Inhaltlich begrüßten UKW und SPD den Schritt der CDU. Beide Fraktionen hatten schon im Oktober gefordert, die Wahl zu verschieben, waren aber von CDU und FDP überstimmt worden. Eckart Hohmann (SPD) warf denn auch Markus Bock eine „opportunistische 180-Grad-Wende“ vor. Robert Stögbauer (UKW) hingegen lobte die CDU für ihre „Flexibilität“. Die könne sie gerne auch bei anderen Themen beweisen, wie etwa dem Kauf des Stromnetzes.

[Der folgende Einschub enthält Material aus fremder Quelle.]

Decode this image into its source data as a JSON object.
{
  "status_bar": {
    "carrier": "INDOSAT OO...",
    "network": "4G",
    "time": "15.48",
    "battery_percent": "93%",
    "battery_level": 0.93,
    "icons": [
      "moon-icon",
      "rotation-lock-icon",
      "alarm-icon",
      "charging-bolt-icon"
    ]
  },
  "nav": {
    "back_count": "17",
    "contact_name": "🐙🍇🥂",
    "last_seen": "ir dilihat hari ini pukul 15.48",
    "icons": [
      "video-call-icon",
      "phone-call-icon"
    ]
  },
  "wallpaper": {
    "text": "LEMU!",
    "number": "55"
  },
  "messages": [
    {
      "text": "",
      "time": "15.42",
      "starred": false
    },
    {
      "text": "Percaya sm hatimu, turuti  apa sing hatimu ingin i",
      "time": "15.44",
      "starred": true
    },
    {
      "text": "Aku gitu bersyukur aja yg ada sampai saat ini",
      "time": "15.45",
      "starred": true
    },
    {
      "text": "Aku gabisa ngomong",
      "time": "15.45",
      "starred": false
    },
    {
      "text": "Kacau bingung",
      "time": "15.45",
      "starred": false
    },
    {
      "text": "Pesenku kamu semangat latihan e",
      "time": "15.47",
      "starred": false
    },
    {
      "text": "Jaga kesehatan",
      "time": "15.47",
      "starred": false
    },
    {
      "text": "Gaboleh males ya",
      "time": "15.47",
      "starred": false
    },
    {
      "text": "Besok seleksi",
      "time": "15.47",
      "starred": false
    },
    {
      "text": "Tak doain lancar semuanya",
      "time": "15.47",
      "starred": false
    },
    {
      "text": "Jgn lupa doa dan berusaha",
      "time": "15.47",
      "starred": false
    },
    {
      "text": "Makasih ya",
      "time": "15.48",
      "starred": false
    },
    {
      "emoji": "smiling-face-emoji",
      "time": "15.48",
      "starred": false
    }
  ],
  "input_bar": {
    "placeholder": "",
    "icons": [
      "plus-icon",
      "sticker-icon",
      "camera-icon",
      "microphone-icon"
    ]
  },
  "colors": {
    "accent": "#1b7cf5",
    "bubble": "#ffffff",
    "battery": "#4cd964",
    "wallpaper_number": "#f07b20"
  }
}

In ihrem Schreiben warnt die FDP Horn, „dass wir uns gezwungen sehen, die Kommunalaufsicht zum stringenten Durchgreifen anzuhalten“, falls der Bürgermeister nicht handele. Im Gespräch mit der FR schlug Heinz Kunz gestern jedoch deutlich moderatere Töne an. „Wir werden uns nicht aktiv an die Kommunalaufsicht wenden“, erklärte er. Und die FDP habe auch „kein Interesse an einem Rechtsstreit“.

Bei dem Beschluss, die Bürgermeisterwahl auf den 14. Juni 2015 festzulegen, waren sich alle Fraktionen einig. Als Kandidaten haben bislang Albrecht Kündiger (UKW) und Sabine Bergold (CDU) ihren Hut in den Ring geworfen.